First, work out what you want here. Do you want him as a boyfriend? Do you have views about what contact is appropriate between exes? Different people have different views: you need to work out what your own standards are, and find a quiet way to communicate them calmly to him. It's then up to him to decide what he wants to do. It's okay to say that you've made a mistake previously and you've changed your mind. Maybe it's not okay with you that she calls at all, maybe you only can handle once every few weeks. Be honest and frank about your needs, and be as fair on him as possible. This is about you at the moment, not about him.

 

Second, get a grip of yourself. I've been there, I know that sometimes you just react and you do know at the time that on some level you are being unfair. The minute that background "I know I'm being unfair but I don't care I'm just so hurt" feeling kicks in, stop it. Walk away. You need to get control here. You need to manage your own reactions. Don't scare this guy off.

 

Third, realise you'll have bad days no matter how well you manage this. You'll have times of anger or insecurity. But you just need to acknowledge them and deal with them. Let the moment pass, because it will. Distract yourself.

 

These are all just suggestions.

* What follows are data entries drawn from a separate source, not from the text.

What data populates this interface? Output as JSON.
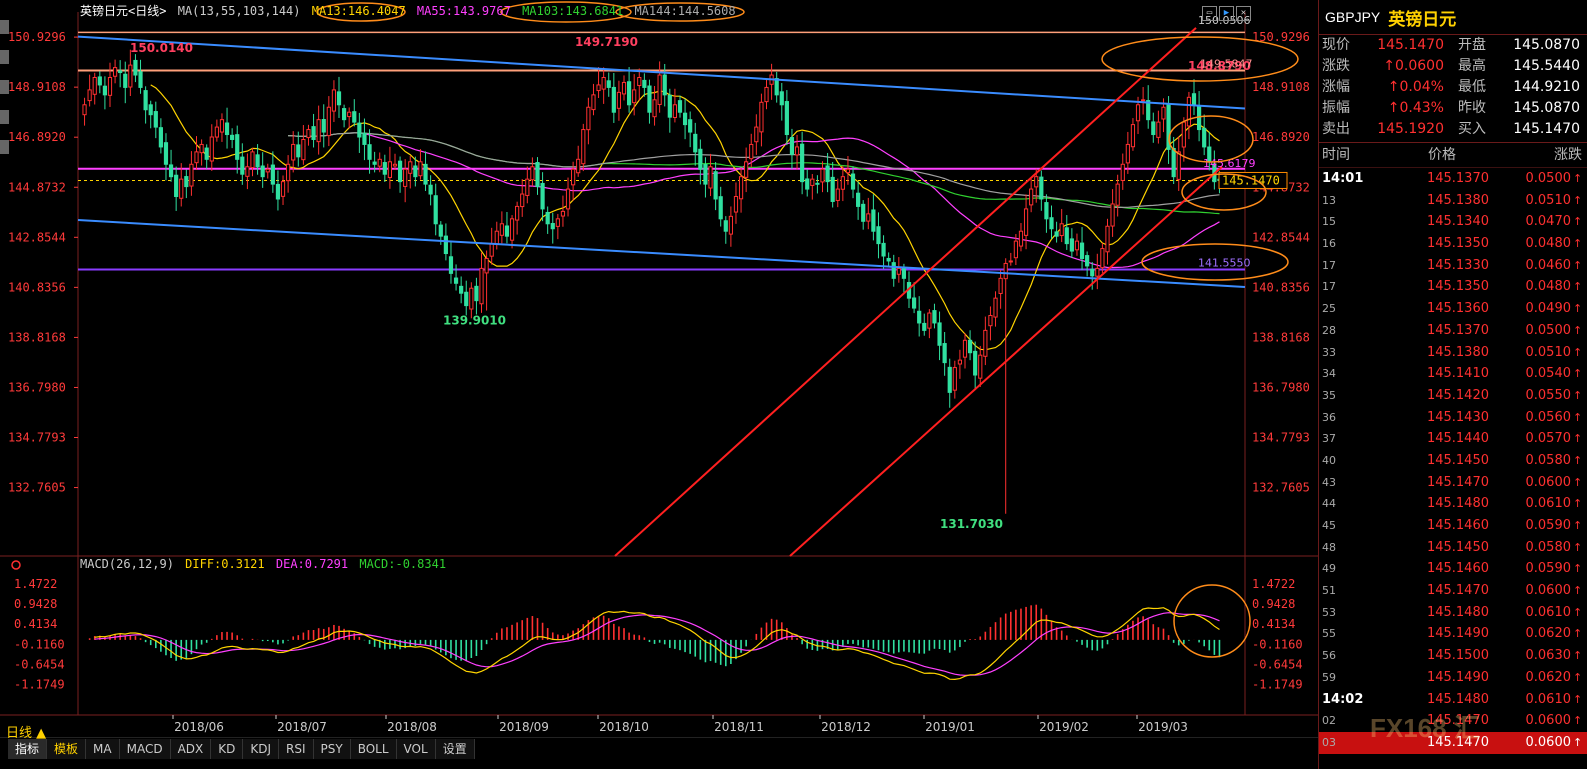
{
  "header": {
    "title": "英镑日元<日线>",
    "ma_label": "MA(13,55,103,144)",
    "ma13": "MA13:146.4047",
    "ma55": "MA55:143.9767",
    "ma103": "MA103:143.6841",
    "ma144": "MA144:144.5608"
  },
  "macd_header": {
    "label": "MACD(26,12,9)",
    "diff": "DIFF:0.3121",
    "dea": "DEA:0.7291",
    "macd": "MACD:-0.8341"
  },
  "period_label": "日线 ▲",
  "tabs": [
    "指标",
    "模板",
    "MA",
    "MACD",
    "ADX",
    "KD",
    "KDJ",
    "RSI",
    "PSY",
    "BOLL",
    "VOL",
    "设置"
  ],
  "info": {
    "symbol": "GBPJPY",
    "name": "英镑日元",
    "quotes": [
      {
        "l1": "现价",
        "v1": "145.1470",
        "l2": "开盘",
        "v2": "145.0870"
      },
      {
        "l1": "涨跌",
        "v1": "↑0.0600",
        "l2": "最高",
        "v2": "145.5440"
      },
      {
        "l1": "涨幅",
        "v1": "↑0.04%",
        "l2": "最低",
        "v2": "144.9210"
      },
      {
        "l1": "振幅",
        "v1": "↑0.43%",
        "l2": "昨收",
        "v2": "145.0870"
      },
      {
        "l1": "卖出",
        "v1": "145.1920",
        "l2": "买入",
        "v2": "145.1470"
      }
    ],
    "tick_headers": [
      "时间",
      "价格",
      "涨跌"
    ],
    "ticks": [
      {
        "t": "14:01",
        "p": "145.1370",
        "d": "0.0500"
      },
      {
        "t": "13",
        "p": "145.1380",
        "d": "0.0510"
      },
      {
        "t": "15",
        "p": "145.1340",
        "d": "0.0470"
      },
      {
        "t": "16",
        "p": "145.1350",
        "d": "0.0480"
      },
      {
        "t": "17",
        "p": "145.1330",
        "d": "0.0460"
      },
      {
        "t": "17",
        "p": "145.1350",
        "d": "0.0480"
      },
      {
        "t": "25",
        "p": "145.1360",
        "d": "0.0490"
      },
      {
        "t": "28",
        "p": "145.1370",
        "d": "0.0500"
      },
      {
        "t": "33",
        "p": "145.1380",
        "d": "0.0510"
      },
      {
        "t": "34",
        "p": "145.1410",
        "d": "0.0540"
      },
      {
        "t": "35",
        "p": "145.1420",
        "d": "0.0550"
      },
      {
        "t": "36",
        "p": "145.1430",
        "d": "0.0560"
      },
      {
        "t": "37",
        "p": "145.1440",
        "d": "0.0570"
      },
      {
        "t": "40",
        "p": "145.1450",
        "d": "0.0580"
      },
      {
        "t": "43",
        "p": "145.1470",
        "d": "0.0600"
      },
      {
        "t": "44",
        "p": "145.1480",
        "d": "0.0610"
      },
      {
        "t": "45",
        "p": "145.1460",
        "d": "0.0590"
      },
      {
        "t": "48",
        "p": "145.1450",
        "d": "0.0580"
      },
      {
        "t": "49",
        "p": "145.1460",
        "d": "0.0590"
      },
      {
        "t": "51",
        "p": "145.1470",
        "d": "0.0600"
      },
      {
        "t": "53",
        "p": "145.1480",
        "d": "0.0610"
      },
      {
        "t": "55",
        "p": "145.1490",
        "d": "0.0620"
      },
      {
        "t": "56",
        "p": "145.1500",
        "d": "0.0630"
      },
      {
        "t": "59",
        "p": "145.1490",
        "d": "0.0620"
      },
      {
        "t": "14:02",
        "p": "145.1480",
        "d": "0.0610"
      },
      {
        "t": "02",
        "p": "145.1470",
        "d": "0.0600"
      },
      {
        "t": "03",
        "p": "145.1470",
        "d": "0.0600"
      }
    ]
  },
  "watermark": "FX168 汇",
  "chart_data": [
    {
      "type": "candlestick",
      "title": "英镑日元<日线>",
      "x_categories": [
        "2018/06",
        "2018/07",
        "2018/08",
        "2018/09",
        "2018/10",
        "2018/11",
        "2018/12",
        "2019/01",
        "2019/02",
        "2019/03"
      ],
      "y_ticks": [
        "150.9296",
        "148.9108",
        "146.8920",
        "144.8732",
        "142.8544",
        "140.8356",
        "138.8168",
        "136.7980",
        "134.7793",
        "132.7605"
      ],
      "ylim": [
        130.0,
        151.7
      ],
      "annotations": {
        "high_labels": [
          "150.0140",
          "149.7190",
          "148.8790"
        ],
        "low_labels": [
          "139.9010",
          "131.7030"
        ],
        "level_labels": [
          "149.5847",
          "145.6179",
          "141.5550"
        ],
        "current_price": "145.1470",
        "top_right_label": "150.0506"
      },
      "horizontal_lines": [
        {
          "name": "resistance",
          "value": 149.5847,
          "color": "#ffa07a"
        },
        {
          "name": "pivot",
          "value": 145.6179,
          "color": "#ff40ff"
        },
        {
          "name": "support",
          "value": 141.555,
          "color": "#8a3cff"
        }
      ],
      "trend_lines": [
        {
          "name": "upper-blue",
          "from": [
            "2018/05",
            150.95
          ],
          "to": [
            "2019/03-end",
            148.0
          ],
          "color": "#3a8cff"
        },
        {
          "name": "lower-blue",
          "from": [
            "2018/05",
            143.5
          ],
          "to": [
            "2019/03-end",
            141.0
          ],
          "color": "#3a8cff"
        },
        {
          "name": "channel-upper-red",
          "from": [
            "2018/12",
            130.0
          ],
          "to": [
            "2019/03-end",
            151.3
          ],
          "color": "#ff2020"
        },
        {
          "name": "channel-lower-red",
          "from": [
            "2018/12",
            130.0
          ],
          "to": [
            "2019/03-end",
            145.7
          ],
          "color": "#ff2020"
        }
      ],
      "closes": [
        148.2,
        148.8,
        149.3,
        149.0,
        148.6,
        149.3,
        149.7,
        149.5,
        148.9,
        149.8,
        149.4,
        148.9,
        148.0,
        147.8,
        147.3,
        146.5,
        145.8,
        145.3,
        144.5,
        145.2,
        144.9,
        145.8,
        146.3,
        146.6,
        146.0,
        146.9,
        147.3,
        147.6,
        147.0,
        146.8,
        146.0,
        145.4,
        145.7,
        146.3,
        145.7,
        145.3,
        145.6,
        145.0,
        144.4,
        145.1,
        145.8,
        146.6,
        146.1,
        146.8,
        147.2,
        146.8,
        147.6,
        147.1,
        148.1,
        148.8,
        148.2,
        147.6,
        147.9,
        147.5,
        146.9,
        146.6,
        146.0,
        145.8,
        146.0,
        145.4,
        145.9,
        145.8,
        145.1,
        145.6,
        145.9,
        145.3,
        145.9,
        145.0,
        144.6,
        143.4,
        142.9,
        142.2,
        141.4,
        141.0,
        140.6,
        140.1,
        140.8,
        140.3,
        141.6,
        142.0,
        142.6,
        143.1,
        143.4,
        142.9,
        143.6,
        144.1,
        144.6,
        145.2,
        145.7,
        144.9,
        144.0,
        143.4,
        143.2,
        143.6,
        143.9,
        144.8,
        145.6,
        146.0,
        147.2,
        148.1,
        148.6,
        149.0,
        149.3,
        148.9,
        147.9,
        148.7,
        149.1,
        148.2,
        148.8,
        149.3,
        148.9,
        147.9,
        148.4,
        149.4,
        148.6,
        147.7,
        148.2,
        147.9,
        147.4,
        147.1,
        146.3,
        145.6,
        145.0,
        145.7,
        144.4,
        143.6,
        143.1,
        143.7,
        144.5,
        145.3,
        145.9,
        146.6,
        147.3,
        148.3,
        148.9,
        149.4,
        148.6,
        148.2,
        147.0,
        146.2,
        146.5,
        145.1,
        144.8,
        145.2,
        145.0,
        145.6,
        145.1,
        144.3,
        144.8,
        145.3,
        145.6,
        144.8,
        144.1,
        143.5,
        143.8,
        143.1,
        142.6,
        142.1,
        141.9,
        141.2,
        141.6,
        141.2,
        140.4,
        140.0,
        139.4,
        139.1,
        139.8,
        139.4,
        138.5,
        137.8,
        136.6,
        137.6,
        137.9,
        138.7,
        138.2,
        137.3,
        138.1,
        139.1,
        139.7,
        140.4,
        141.2,
        141.8,
        141.9,
        142.7,
        143.1,
        144.0,
        144.8,
        145.3,
        144.4,
        143.6,
        143.2,
        142.9,
        143.4,
        142.6,
        142.3,
        142.7,
        142.0,
        141.7,
        141.3,
        141.6,
        142.4,
        143.3,
        144.2,
        145.0,
        145.8,
        146.6,
        147.4,
        148.2,
        148.4,
        147.6,
        147.0,
        147.5,
        148.1,
        146.4,
        145.3,
        146.3,
        147.5,
        148.5,
        148.2,
        147.2,
        146.5,
        145.9,
        145.1,
        145.147
      ],
      "ma_series": [
        {
          "name": "MA13",
          "color": "#ffd400"
        },
        {
          "name": "MA55",
          "color": "#ff40ff"
        },
        {
          "name": "MA103",
          "color": "#30d030"
        },
        {
          "name": "MA144",
          "color": "#a0a0a0"
        }
      ]
    },
    {
      "type": "macd",
      "title": "MACD(26,12,9)",
      "y_ticks": [
        "1.4722",
        "0.9428",
        "0.4134",
        "-0.1160",
        "-0.6454",
        "-1.1749"
      ],
      "ylim": [
        -1.8,
        1.9
      ],
      "series": [
        {
          "name": "DIFF",
          "color": "#ffd400"
        },
        {
          "name": "DEA",
          "color": "#ff40ff"
        },
        {
          "name": "MACD",
          "color": "#30d030"
        }
      ]
    }
  ]
}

I won't pretend I have the answer, but I want you to know that I have largely managed it. I still check for her on the internet sometimes though, but I use ENA as a distraction from that.

 

It might not help, but you need to see that he has a history, as do you. His history is key to who he is now, and what brought you guys together. Don't turn this into a dealbreaker if you don't have to. You can get some control here, and you can make this less of an issue if you want to.